Speaking during an employee townhall meeting heard by
Reuters, Meta executives also said they were reorganising parts of the company,
combining a voice and video calling unit with other messaging teams and setting
up a new division, Family Foundations, focused on tough engineering problems.
The executives said that the first mass layoff in the social
media company's 18-year history affected staffers at every level and on every
team, including individuals with high performance ratings.
Overall, 54% of those laid off were in business positions
and the rest were in technology roles, Meta human resources chief Lori Goler
said. Meta's recruiting team was cut nearly in half, she said.
The executives said further rounds of job cuts were not
expected. But other expenses would have to be cut, they said, noting reviews
underway about contractors, real estate, computing infrastructure and various
products.
Smart devices cut
Chief technology officer Andrew Bosworth, who runs the
metaverse-oriented Reality Labs division, told staffers Meta would end its work
on Portal smart display devices and on its smartwatches.
Meta had decided earlier this year to stop marketing Portal
devices, known for their video calling capabilities, to consumers and focus
instead on business sales, Bosworth said.
As the economy declined, executives decided more recently to
make "bigger changes," he said.
"It was just going to take so long, and take so much
investment to get into the enterprise segment, it felt like the wrong way to
invest your time and money," said Bosworth.
Portal had not been a major revenue generator and drew
privacy concerns from potential users.
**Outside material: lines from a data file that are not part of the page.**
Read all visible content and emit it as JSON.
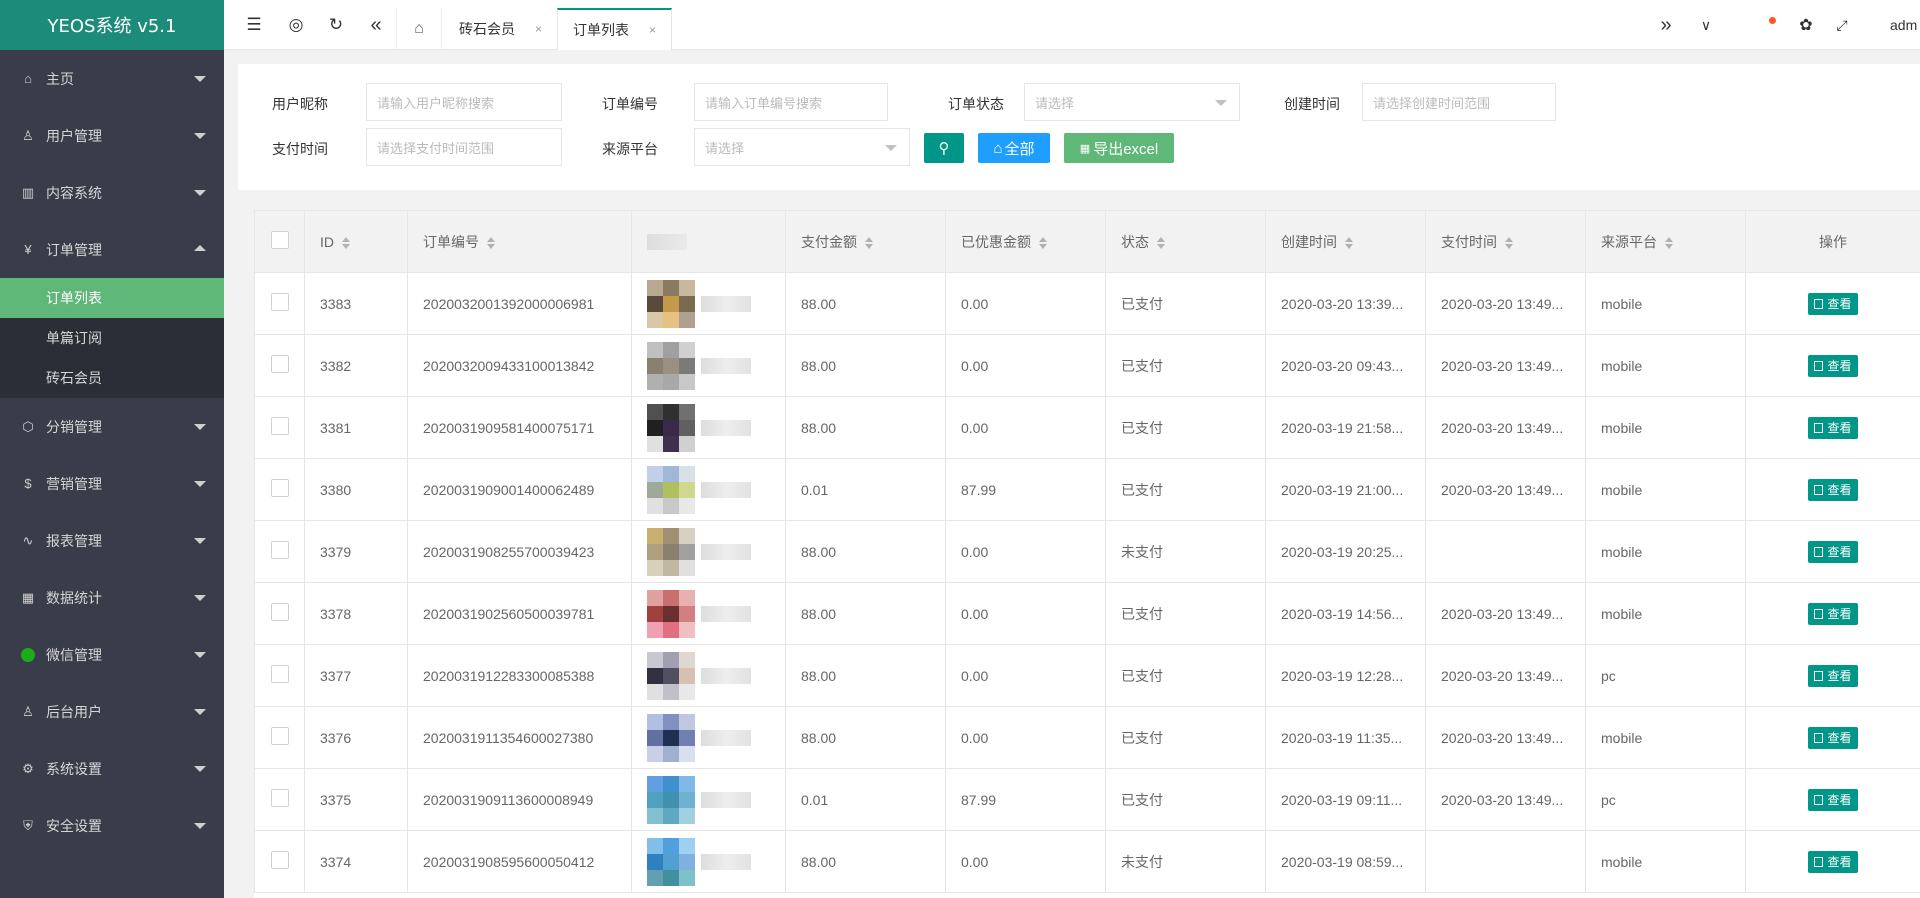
{
  "app": {
    "title": "YEOS系统 v5.1",
    "user": "adm"
  },
  "sidebar": {
    "items": [
      {
        "label": "主页",
        "icon": "home-icon"
      },
      {
        "label": "用户管理",
        "icon": "user-icon"
      },
      {
        "label": "内容系统",
        "icon": "content-icon"
      },
      {
        "label": "订单管理",
        "icon": "order-icon",
        "open": true,
        "children": [
          "订单列表",
          "单篇订阅",
          "砖石会员"
        ],
        "active_child": 0
      },
      {
        "label": "分销管理",
        "icon": "cube-icon"
      },
      {
        "label": "营销管理",
        "icon": "dollar-icon"
      },
      {
        "label": "报表管理",
        "icon": "pulse-icon"
      },
      {
        "label": "数据统计",
        "icon": "grid-icon"
      },
      {
        "label": "微信管理",
        "icon": "wechat-icon"
      },
      {
        "label": "后台用户",
        "icon": "user-icon"
      },
      {
        "label": "系统设置",
        "icon": "gear-icon"
      },
      {
        "label": "安全设置",
        "icon": "shield-icon"
      }
    ]
  },
  "tabs": [
    {
      "label": "砖石会员",
      "close": "×"
    },
    {
      "label": "订单列表",
      "close": "×"
    }
  ],
  "filter": {
    "nickname_label": "用户昵称",
    "nickname_placeholder": "请输入用户昵称搜索",
    "order_no_label": "订单编号",
    "order_no_placeholder": "请输入订单编号搜索",
    "status_label": "订单状态",
    "status_placeholder": "请选择",
    "created_label": "创建时间",
    "created_placeholder": "请选择创建时间范围",
    "paid_label": "支付时间",
    "paid_placeholder": "请选择支付时间范围",
    "platform_label": "来源平台",
    "platform_placeholder": "请选择",
    "all_button": "全部",
    "export_button": "导出excel"
  },
  "table": {
    "headers": [
      "ID",
      "订单编号",
      "",
      "支付金额",
      "已优惠金额",
      "状态",
      "创建时间",
      "支付时间",
      "来源平台",
      "操作"
    ],
    "view_label": "查看",
    "rows": [
      {
        "id": "3383",
        "order_no": "202003200139200000 6981",
        "amount": "88.00",
        "discount": "0.00",
        "status": "已支付",
        "created": "2020-03-20 13:39...",
        "paid": "2020-03-20 13:49...",
        "platform": "mobile",
        "avatar": [
          "#b8a890",
          "#8a7a60",
          "#c9b79d",
          "#5a4a3a",
          "#c49a4a",
          "#7a6a50",
          "#d8c8a8",
          "#e8c080",
          "#b0a090"
        ]
      },
      {
        "id": "3382",
        "order_no": "20200320094331000 13842",
        "amount": "88.00",
        "discount": "0.00",
        "status": "已支付",
        "created": "2020-03-20 09:43...",
        "paid": "2020-03-20 13:49...",
        "platform": "mobile",
        "avatar": [
          "#c0c0c0",
          "#a0a0a0",
          "#d0d0d0",
          "#8a8070",
          "#9a9080",
          "#7a7a7a",
          "#b0b0b0",
          "#a8a8a8",
          "#c8c8c8"
        ]
      },
      {
        "id": "3381",
        "order_no": "20200319095814000 75171",
        "amount": "88.00",
        "discount": "0.00",
        "status": "已支付",
        "created": "2020-03-19 21:58...",
        "paid": "2020-03-20 13:49...",
        "platform": "mobile",
        "avatar": [
          "#505050",
          "#303030",
          "#707070",
          "#202020",
          "#3a2a4a",
          "#606060",
          "#e0e0e0",
          "#403050",
          "#d0d0d0"
        ]
      },
      {
        "id": "3380",
        "order_no": "20200319090014000 62489",
        "amount": "0.01",
        "discount": "87.99",
        "status": "已支付",
        "created": "2020-03-19 21:00...",
        "paid": "2020-03-20 13:49...",
        "platform": "mobile",
        "avatar": [
          "#c0d0e8",
          "#a0b8d8",
          "#d8e0e8",
          "#a0a898",
          "#b0c060",
          "#d0d890",
          "#e0e0e0",
          "#c8c8c8",
          "#e8e8e8"
        ]
      },
      {
        "id": "3379",
        "order_no": "20200319082557000 39423",
        "amount": "88.00",
        "discount": "0.00",
        "status": "未支付",
        "created": "2020-03-19 20:25...",
        "paid": "",
        "platform": "mobile",
        "avatar": [
          "#c8b070",
          "#a09070",
          "#d8d0c0",
          "#b0a080",
          "#8a8070",
          "#a0a0a0",
          "#d8d0b8",
          "#c0b8a0",
          "#e0e0e0"
        ]
      },
      {
        "id": "3378",
        "order_no": "20200319025605000 39781",
        "amount": "88.00",
        "discount": "0.00",
        "status": "已支付",
        "created": "2020-03-19 14:56...",
        "paid": "2020-03-20 13:49...",
        "platform": "mobile",
        "avatar": [
          "#e0a0a0",
          "#c87070",
          "#e8b0b0",
          "#a04040",
          "#6a3030",
          "#d08080",
          "#f0a0b0",
          "#e07080",
          "#f0c0c0"
        ]
      },
      {
        "id": "3377",
        "order_no": "20200319122833000 85388",
        "amount": "88.00",
        "discount": "0.00",
        "status": "已支付",
        "created": "2020-03-19 12:28...",
        "paid": "2020-03-20 13:49...",
        "platform": "pc",
        "avatar": [
          "#c8c8d0",
          "#a0a0b0",
          "#e0d8d0",
          "#303040",
          "#505060",
          "#d8c0b0",
          "#e0e0e0",
          "#c0c0c8",
          "#e8e8e8"
        ]
      },
      {
        "id": "3376",
        "order_no": "20200319113546000 27380",
        "amount": "88.00",
        "discount": "0.00",
        "status": "已支付",
        "created": "2020-03-19 11:35...",
        "paid": "2020-03-20 13:49...",
        "platform": "mobile",
        "avatar": [
          "#b0c0e0",
          "#8090c0",
          "#c0c8e0",
          "#6070a0",
          "#203050",
          "#7080b0",
          "#c8d0e8",
          "#a0b0d0",
          "#d8e0f0"
        ]
      },
      {
        "id": "3375",
        "order_no": "20200319091136000 08949",
        "amount": "0.01",
        "discount": "87.99",
        "status": "已支付",
        "created": "2020-03-19 09:11...",
        "paid": "2020-03-20 13:49...",
        "platform": "pc",
        "avatar": [
          "#60a0e0",
          "#4090d0",
          "#80b8e8",
          "#50a0c0",
          "#4090b0",
          "#70b0d0",
          "#80c0d0",
          "#60a8c0",
          "#a0d0e0"
        ]
      },
      {
        "id": "3374",
        "order_no": "20200319085956000 50412",
        "amount": "88.00",
        "discount": "0.00",
        "status": "未支付",
        "created": "2020-03-19 08:59...",
        "paid": "",
        "platform": "mobile",
        "avatar": [
          "#80c0e8",
          "#50a0e0",
          "#a0d0f0",
          "#3080c0",
          "#50a0d0",
          "#80b0e0",
          "#60a0b0",
          "#4090a0",
          "#80c0c8"
        ]
      }
    ]
  },
  "colors": {
    "sidebar": "#393d49",
    "logo": "#1c8b7a",
    "active": "#5fb878",
    "teal": "#009688",
    "blue": "#1e9fff"
  }
}
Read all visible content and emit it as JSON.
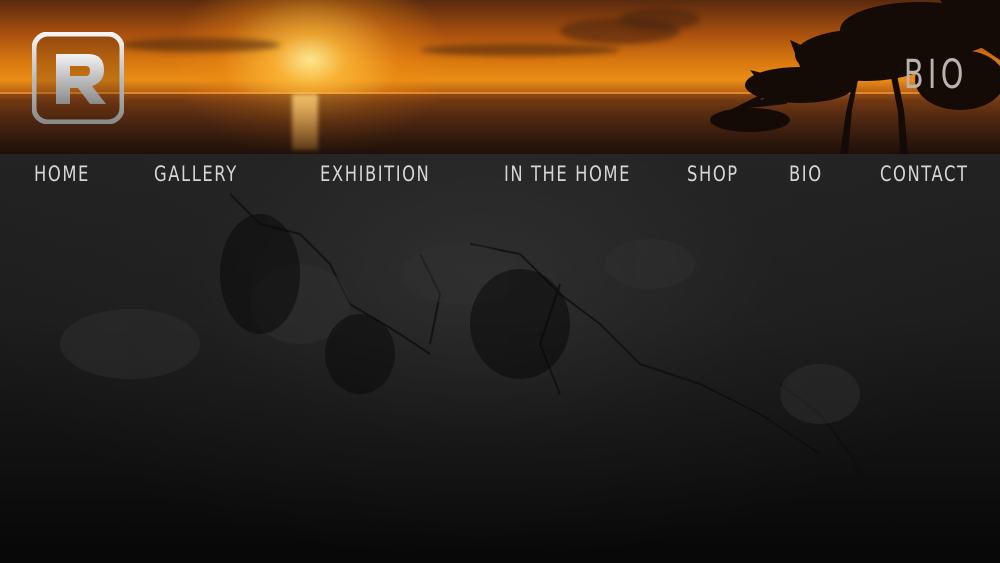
{
  "header": {
    "page_heading": "BIO",
    "logo_alt": "R logo",
    "logo_icon": "r-logo-icon",
    "colors": {
      "sky": "#d9780f",
      "sun": "#ffe9a0",
      "heading": "#b9b2ad"
    }
  },
  "nav": {
    "items": [
      {
        "label": "HOME"
      },
      {
        "label": "GALLERY"
      },
      {
        "label": "EXHIBITION"
      },
      {
        "label": "IN THE HOME"
      },
      {
        "label": "SHOP"
      },
      {
        "label": "BIO"
      },
      {
        "label": "CONTACT"
      }
    ],
    "text_color": "#d6d6d6"
  },
  "content": {
    "background": "dark stone texture",
    "color": "#1d1d1d"
  }
}
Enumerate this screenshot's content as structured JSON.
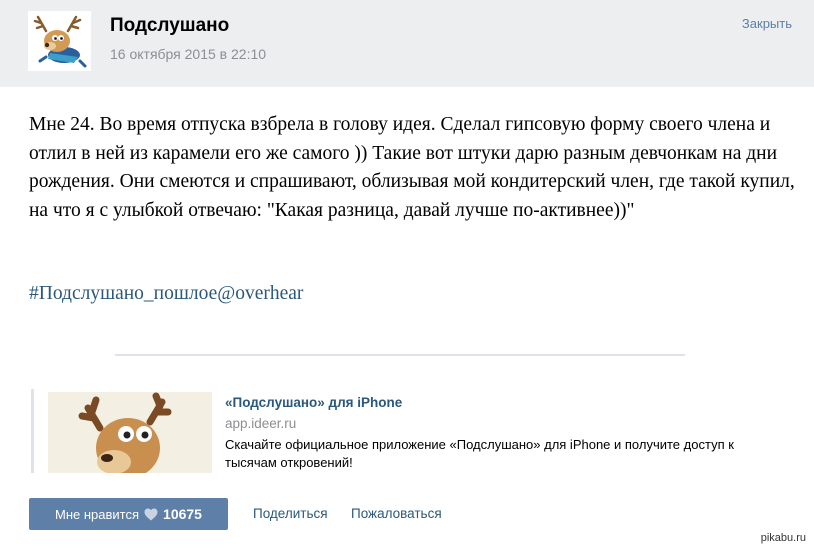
{
  "header": {
    "title": "Подслушано",
    "date": "16 октября 2015 в 22:10",
    "close_label": "Закрыть"
  },
  "post": {
    "text": "Мне 24. Во время отпуска взбрела в голову идея. Сделал гипсовую форму своего члена и отлил в ней из карамели его же самого )) Такие вот штуки дарю разным девчонкам на дни рождения. Они смеются и спрашивают, облизывая мой кондитерский член, где такой купил, на что я с улыбкой отвечаю: \"Какая разница, давай лучше по-активнее))\"",
    "hashtag": "#Подслушано_пошлое@overhear"
  },
  "attachment": {
    "title": "«Подслушано» для iPhone",
    "domain": "app.ideer.ru",
    "description": "Скачайте официальное приложение «Подслушано» для iPhone и получите доступ к тысячам откровений!"
  },
  "actions": {
    "like_label": "Мне нравится",
    "like_count": "10675",
    "share_label": "Поделиться",
    "report_label": "Пожаловаться"
  },
  "watermark": "pikabu.ru",
  "colors": {
    "header_bg": "#edeef0",
    "link": "#2b587a",
    "button": "#5e80a8",
    "muted": "#8c8e91"
  },
  "icons": [
    "deer-avatar",
    "deer-thumbnail",
    "heart-icon"
  ]
}
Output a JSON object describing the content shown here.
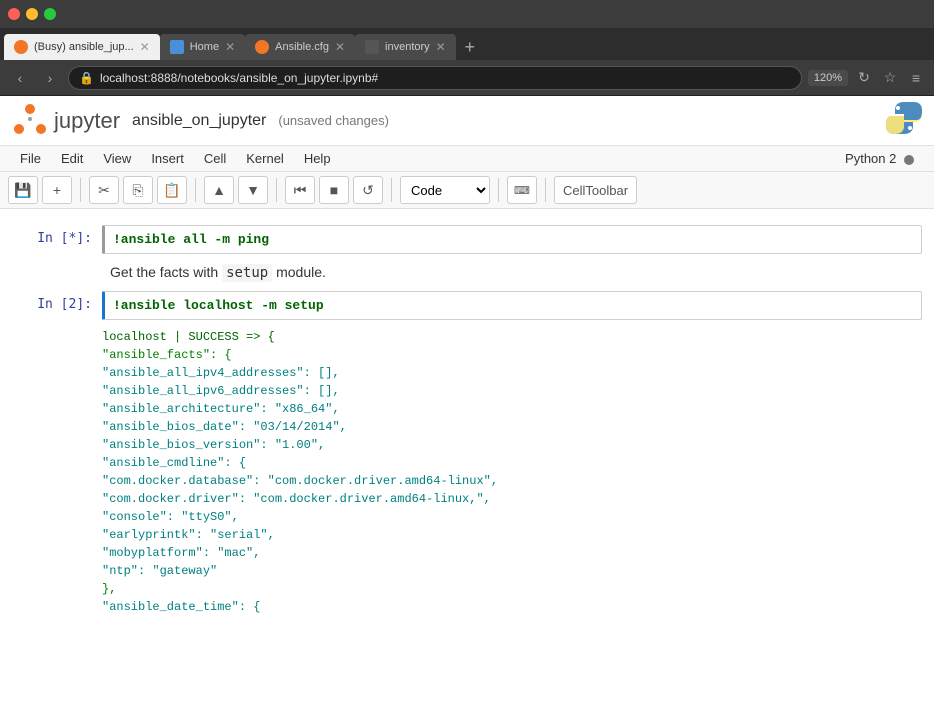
{
  "browser": {
    "title_bar": {
      "traffic_lights": [
        "red",
        "yellow",
        "green"
      ]
    },
    "tabs": [
      {
        "id": "jupyter-tab",
        "label": "(Busy) ansible_jup...",
        "active": true,
        "favicon": "jupyter",
        "closable": true
      },
      {
        "id": "home-tab",
        "label": "Home",
        "active": false,
        "favicon": "home",
        "closable": true
      },
      {
        "id": "ansiblecfg-tab",
        "label": "Ansible.cfg",
        "active": false,
        "favicon": "jupyter",
        "closable": true
      },
      {
        "id": "inventory-tab",
        "label": "inventory",
        "active": false,
        "favicon": "file",
        "closable": true
      }
    ],
    "add_tab_label": "+",
    "address_bar": {
      "url": "localhost:8888/notebooks/ansible_on_jupyter.ipynb#",
      "zoom": "120%"
    }
  },
  "jupyter": {
    "logo_text": "jupyter",
    "notebook_title": "ansible_on_jupyter",
    "unsaved_label": "(unsaved changes)",
    "kernel_label": "Python 2",
    "menu": {
      "items": [
        "File",
        "Edit",
        "View",
        "Insert",
        "Cell",
        "Kernel",
        "Help"
      ]
    },
    "toolbar": {
      "cell_type": "Code",
      "cell_toolbar_label": "CellToolbar"
    },
    "cells": [
      {
        "type": "code",
        "prompt": "In [*]:",
        "running": true,
        "content": "!ansible all -m ping"
      },
      {
        "type": "text",
        "content": "Get the facts with setup module."
      },
      {
        "type": "code",
        "prompt": "In [2]:",
        "running": false,
        "content": "!ansible localhost -m setup"
      }
    ],
    "output": {
      "prompt": "",
      "lines": [
        {
          "text": "localhost | SUCCESS => {",
          "color": "green"
        },
        {
          "text": "    \"ansible_facts\": {",
          "color": "darkgreen"
        },
        {
          "text": "        \"ansible_all_ipv4_addresses\": [],",
          "color": "teal"
        },
        {
          "text": "        \"ansible_all_ipv6_addresses\": [],",
          "color": "teal"
        },
        {
          "text": "        \"ansible_architecture\": \"x86_64\",",
          "color": "teal"
        },
        {
          "text": "        \"ansible_bios_date\": \"03/14/2014\",",
          "color": "teal"
        },
        {
          "text": "        \"ansible_bios_version\": \"1.00\",",
          "color": "teal"
        },
        {
          "text": "        \"ansible_cmdline\": {",
          "color": "teal"
        },
        {
          "text": "            \"com.docker.database\": \"com.docker.driver.amd64-linux\",",
          "color": "teal"
        },
        {
          "text": "            \"com.docker.driver\": \"com.docker.driver.amd64-linux,\",",
          "color": "teal"
        },
        {
          "text": "            \"console\": \"ttyS0\",",
          "color": "teal"
        },
        {
          "text": "            \"earlyprintk\": \"serial\",",
          "color": "teal"
        },
        {
          "text": "            \"mobyplatform\": \"mac\",",
          "color": "teal"
        },
        {
          "text": "            \"ntp\": \"gateway\"",
          "color": "teal"
        },
        {
          "text": "        },",
          "color": "darkgreen"
        },
        {
          "text": "        \"ansible_date_time\": {",
          "color": "teal"
        }
      ]
    }
  }
}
Meta had yet to unveil any smartwatches.
Bosworth said the smartwatch unit would focus instead on
augmented reality glasses. More than half of the total investment in Reality
Labs was going to augmented reality, he added.
Chief Executive Officer Mark Zuckerberg on Friday reiterated
his apology from Wednesday about having to cut 13% of the workforce, telling
employees he had failed to forecast Meta's first dropoff in revenue.
Meta aggressively hired during the pandemic amid a surge in
social media usage by stuck-at-home consumers. But business suffered this year
as advertisers and consumers pulled the plug on spending in the face of soaring
costs and rapidly rising interest rates.
The company also faced increased competition from TikTok and
lost access to valuable user data that powered its ad targeting systems after
Apple made privacy-oriented changes to its operating system.
"Revenue trends are just a lot lower than what I
predicted. Again, I got this wrong. It was a big mistake in planning for the
company. I take responsibility for it," Zuckerberg said.
Going forward, he added, he was not planning to
"massively" grow headcount of the Reality Labs unit.